Darling has two primary pricing arrangements – formula and non-formula—with its suppliers of poultry, beef, pork, bakery residuals and used cooking oil. Additional information on these pricing arrangements can be found in the Company’s filings with the Securities and Exchange Commission (SEC). “Formula” generally means the material is procured in a way that creates a fixed dollar margin for Darling and therefore is not sensitive to commodity price movements.
The Company competes with other rendering, restaurant services, and bakery by-product businesses, as well as alternative methods of disposal of animal processing by-products and used restaurant cooking oil such as those provided by trash haulers, waste management companies and bio-diesel companies, as well as the alternative of illegal disposal.

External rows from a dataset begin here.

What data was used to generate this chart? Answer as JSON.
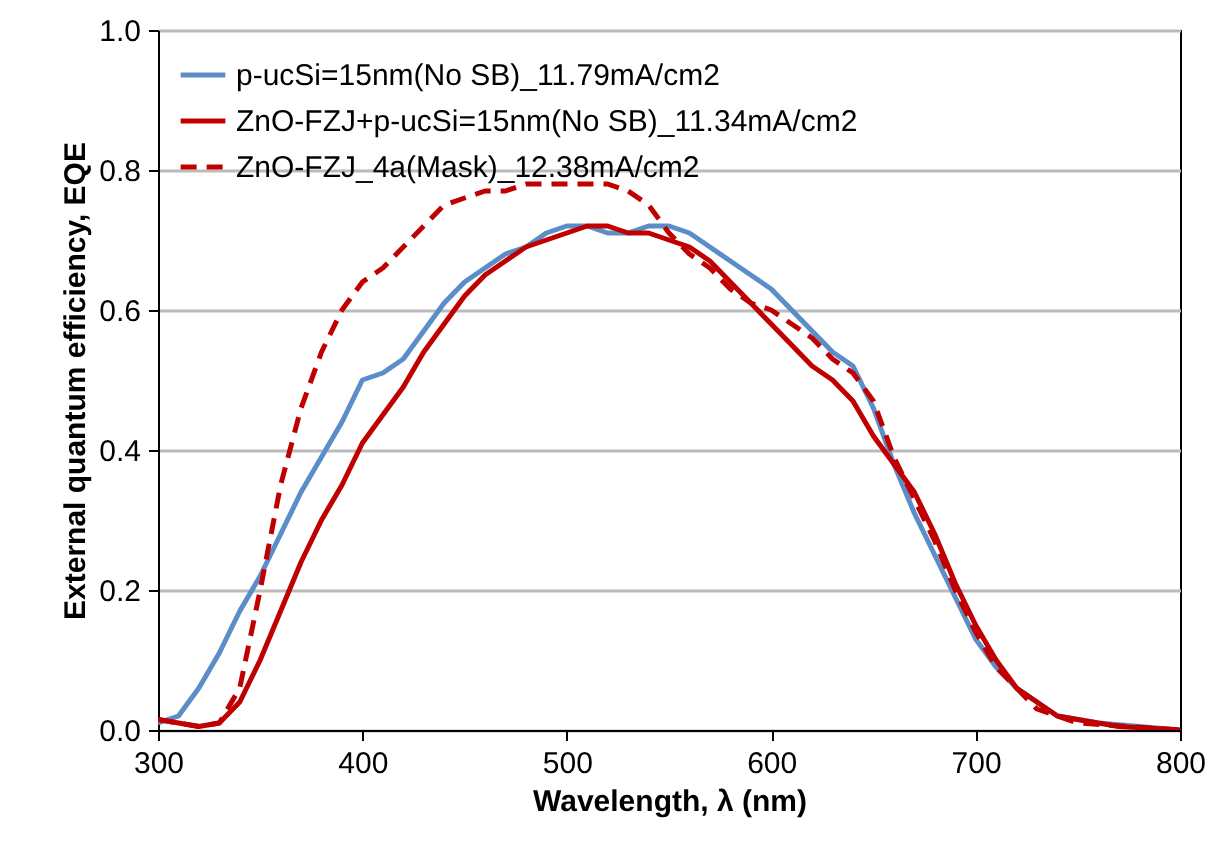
{
  "chart_data": {
    "type": "line",
    "xlabel": "Wavelength, λ (nm)",
    "ylabel": "External quantum efficiency, EQE",
    "xlim": [
      300,
      800
    ],
    "ylim": [
      0,
      1.0
    ],
    "xticks": [
      300,
      400,
      500,
      600,
      700,
      800
    ],
    "yticks": [
      {
        "value": 0,
        "label": "0.0"
      },
      0.2,
      0.4,
      0.6,
      0.8,
      {
        "value": 1,
        "label": "1.0"
      }
    ],
    "grid": "y",
    "legend": "top left",
    "series": [
      {
        "name": "p-ucSi=15nm(No SB)_11.79mA/cm2",
        "color": "#5b8ec9",
        "line_style": "solid",
        "x": [
          300,
          310,
          320,
          330,
          340,
          350,
          360,
          370,
          380,
          390,
          400,
          410,
          420,
          430,
          440,
          450,
          460,
          470,
          480,
          490,
          500,
          510,
          520,
          530,
          540,
          550,
          560,
          570,
          580,
          590,
          600,
          610,
          620,
          630,
          640,
          650,
          660,
          670,
          680,
          690,
          700,
          710,
          720,
          730,
          740,
          750,
          760,
          780,
          800
        ],
        "values": [
          0.01,
          0.02,
          0.06,
          0.11,
          0.17,
          0.22,
          0.28,
          0.34,
          0.39,
          0.44,
          0.5,
          0.51,
          0.53,
          0.57,
          0.61,
          0.64,
          0.66,
          0.68,
          0.69,
          0.71,
          0.72,
          0.72,
          0.71,
          0.71,
          0.72,
          0.72,
          0.71,
          0.69,
          0.67,
          0.65,
          0.63,
          0.6,
          0.57,
          0.54,
          0.52,
          0.46,
          0.38,
          0.31,
          0.25,
          0.19,
          0.13,
          0.09,
          0.06,
          0.04,
          0.02,
          0.015,
          0.01,
          0.005,
          0
        ]
      },
      {
        "name": "ZnO-FZJ+p-ucSi=15nm(No SB)_11.34mA/cm2",
        "color": "#c00000",
        "line_style": "solid",
        "x": [
          300,
          310,
          320,
          330,
          340,
          350,
          360,
          370,
          380,
          390,
          400,
          410,
          420,
          430,
          440,
          450,
          460,
          470,
          480,
          490,
          500,
          510,
          520,
          530,
          540,
          550,
          560,
          570,
          580,
          590,
          600,
          610,
          620,
          630,
          640,
          650,
          660,
          670,
          680,
          690,
          700,
          710,
          720,
          730,
          740,
          750,
          770,
          800
        ],
        "values": [
          0.015,
          0.01,
          0.005,
          0.01,
          0.04,
          0.1,
          0.17,
          0.24,
          0.3,
          0.35,
          0.41,
          0.45,
          0.49,
          0.54,
          0.58,
          0.62,
          0.65,
          0.67,
          0.69,
          0.7,
          0.71,
          0.72,
          0.72,
          0.71,
          0.71,
          0.7,
          0.69,
          0.67,
          0.64,
          0.61,
          0.58,
          0.55,
          0.52,
          0.5,
          0.47,
          0.42,
          0.38,
          0.34,
          0.28,
          0.21,
          0.15,
          0.1,
          0.06,
          0.04,
          0.02,
          0.015,
          0.005,
          0
        ]
      },
      {
        "name": "ZnO-FZJ_4a(Mask)_12.38mA/cm2",
        "color": "#c00000",
        "line_style": "dashed",
        "x": [
          300,
          320,
          330,
          340,
          350,
          360,
          370,
          380,
          390,
          400,
          410,
          420,
          430,
          440,
          450,
          460,
          470,
          480,
          490,
          500,
          510,
          520,
          530,
          540,
          550,
          560,
          570,
          580,
          590,
          600,
          610,
          620,
          630,
          640,
          650,
          660,
          670,
          680,
          690,
          700,
          710,
          720,
          730,
          740,
          750,
          800
        ],
        "values": [
          0.015,
          0.005,
          0.01,
          0.06,
          0.2,
          0.35,
          0.46,
          0.54,
          0.6,
          0.64,
          0.66,
          0.69,
          0.72,
          0.75,
          0.76,
          0.77,
          0.77,
          0.78,
          0.78,
          0.78,
          0.78,
          0.78,
          0.77,
          0.75,
          0.71,
          0.68,
          0.66,
          0.63,
          0.61,
          0.6,
          0.58,
          0.56,
          0.53,
          0.51,
          0.47,
          0.39,
          0.33,
          0.27,
          0.2,
          0.14,
          0.09,
          0.06,
          0.03,
          0.02,
          0.01,
          0
        ]
      }
    ]
  }
}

The quantity of raw materials available to the Company is impacted by seasonal factors, including holidays, when raw material volumes decline, and cold weather, which can impact the collection of raw material. In addition, warm weather can adversely affect the quality of raw material processed and the Company’s yield on production due to more rapidly degrading raw materials.
Even though in most states it is illegal to steal inedible grease, and unlawful to transport inedible grease without a license, increased prices for biofuel feed stocks have led to an increase in thefts of recycling equipment and spent cooking oil and grease.

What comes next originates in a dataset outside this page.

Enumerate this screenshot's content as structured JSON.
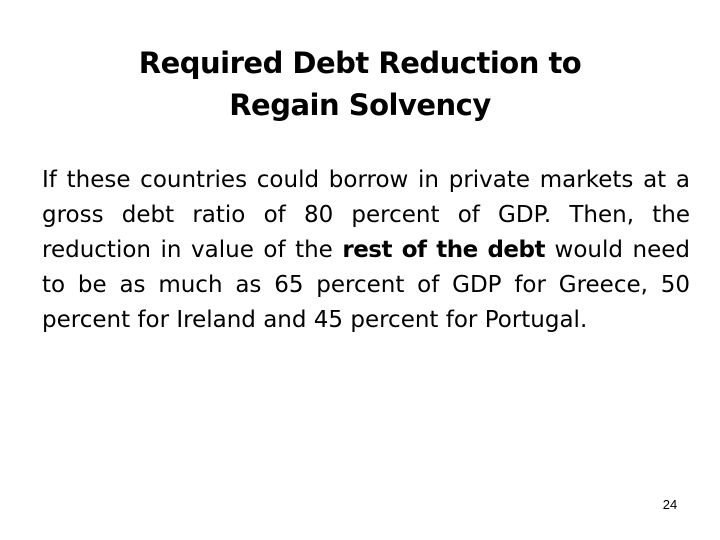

Many of the Company’s markets for restaurant services do indeed use the site where rendering occurs, but it is through a separate processing system. Although different vehicles with different frequencies are used for each business line, shared personnel and wastewater permits create efficiencies.

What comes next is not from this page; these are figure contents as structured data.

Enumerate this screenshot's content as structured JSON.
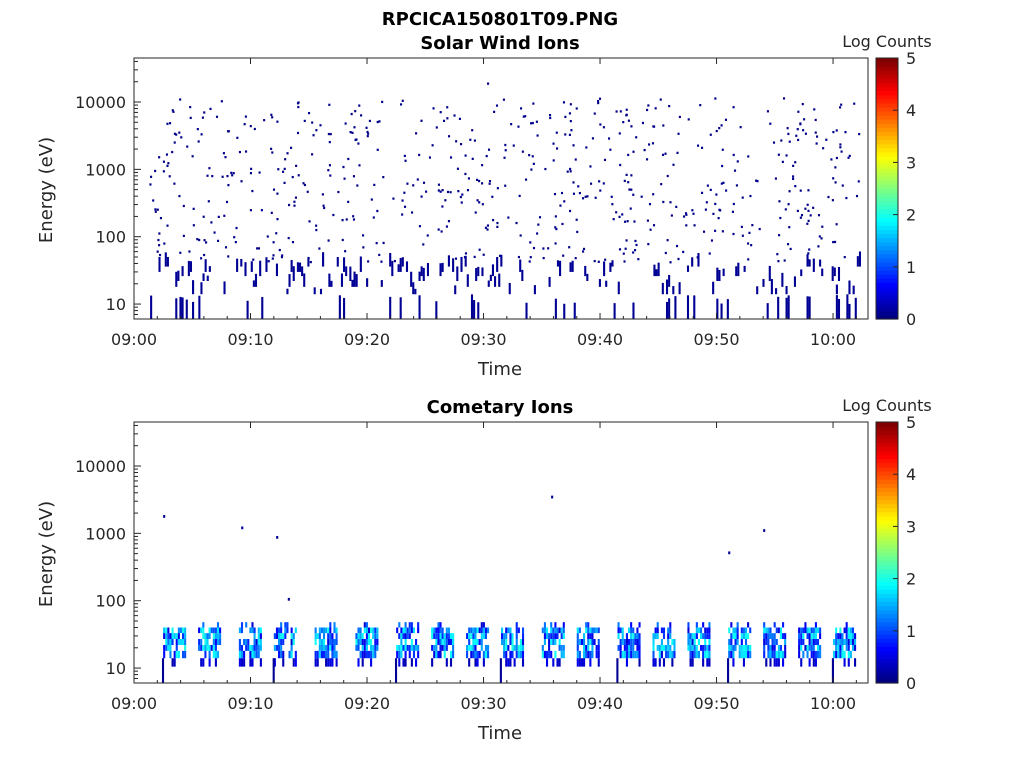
{
  "page_title": "RPCICA150801T09.PNG",
  "chart_data": [
    {
      "type": "heatmap",
      "title": "Solar Wind Ions",
      "xlabel": "Time",
      "ylabel": "Energy (eV)",
      "x_ticks": [
        "09:00",
        "09:10",
        "09:20",
        "09:30",
        "09:40",
        "09:50",
        "10:00"
      ],
      "x_range": [
        "09:00",
        "10:03"
      ],
      "y_scale": "log",
      "y_ticks": [
        "10",
        "100",
        "1000",
        "10000"
      ],
      "y_range": [
        6,
        45000
      ],
      "colorbar": {
        "label": "Log Counts",
        "ticks": [
          "0",
          "1",
          "2",
          "3",
          "4",
          "5"
        ],
        "range": [
          0,
          5
        ]
      },
      "low_band_gaps_minutes": [
        8,
        12,
        16,
        20,
        24,
        28,
        32,
        36,
        40,
        44,
        48,
        52,
        56,
        60
      ],
      "typical_log_counts": 0
    },
    {
      "type": "heatmap",
      "title": "Cometary Ions",
      "xlabel": "Time",
      "ylabel": "Energy (eV)",
      "x_ticks": [
        "09:00",
        "09:10",
        "09:20",
        "09:30",
        "09:40",
        "09:50",
        "10:00"
      ],
      "x_range": [
        "09:00",
        "10:03"
      ],
      "y_scale": "log",
      "y_ticks": [
        "10",
        "100",
        "1000",
        "10000"
      ],
      "y_range": [
        6,
        45000
      ],
      "colorbar": {
        "label": "Log Counts",
        "ticks": [
          "0",
          "1",
          "2",
          "3",
          "4",
          "5"
        ],
        "range": [
          0,
          5
        ]
      },
      "bursts_start_minutes": [
        2.5,
        5.5,
        9,
        12,
        15.5,
        19,
        22.5,
        25.5,
        28.5,
        31.5,
        35,
        38,
        41.5,
        44.5,
        47.5,
        51,
        54,
        57,
        60
      ],
      "isolated_points": [
        {
          "minute": 2.5,
          "energy_eV": 1700
        },
        {
          "minute": 9.2,
          "energy_eV": 1150
        },
        {
          "minute": 12.2,
          "energy_eV": 830
        },
        {
          "minute": 13.2,
          "energy_eV": 100
        },
        {
          "minute": 35.8,
          "energy_eV": 3300
        },
        {
          "minute": 51,
          "energy_eV": 490
        },
        {
          "minute": 54,
          "energy_eV": 1050
        }
      ]
    }
  ]
}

Renewable Identification Numbers (RINs) are used to track and demonstrate compliance with Renewable Fuel Standards (RFS) mandates. A RIN is a 38-digit serial number that is assigned by renewable fuel producers and importers to each gallon/batch of renewable fuel. A RIN encompasses several pieces of information, including company registration ID, Facility registration ID, year of production, batch serial number, batch volume, equivalence value, and renewable type code. A RIN specifies or remains attached to a particular renewable fuel until it is blended into motor vehicle fuel. Subsequently, the RIN can be used to meet compliance, held for future compliance, or sold. Not all fuels are created equally; the RIN values are assigned to qualifying renewable fuels based on energy content. For instance, a gallon of corn ethanol is treated as the base, which has a RIN value of 1.0 on a per-gallon basis. Biodiesel has a RIN value of 1.5 and renewable diesel has a RIN value of 1.7 on a per gallon basis.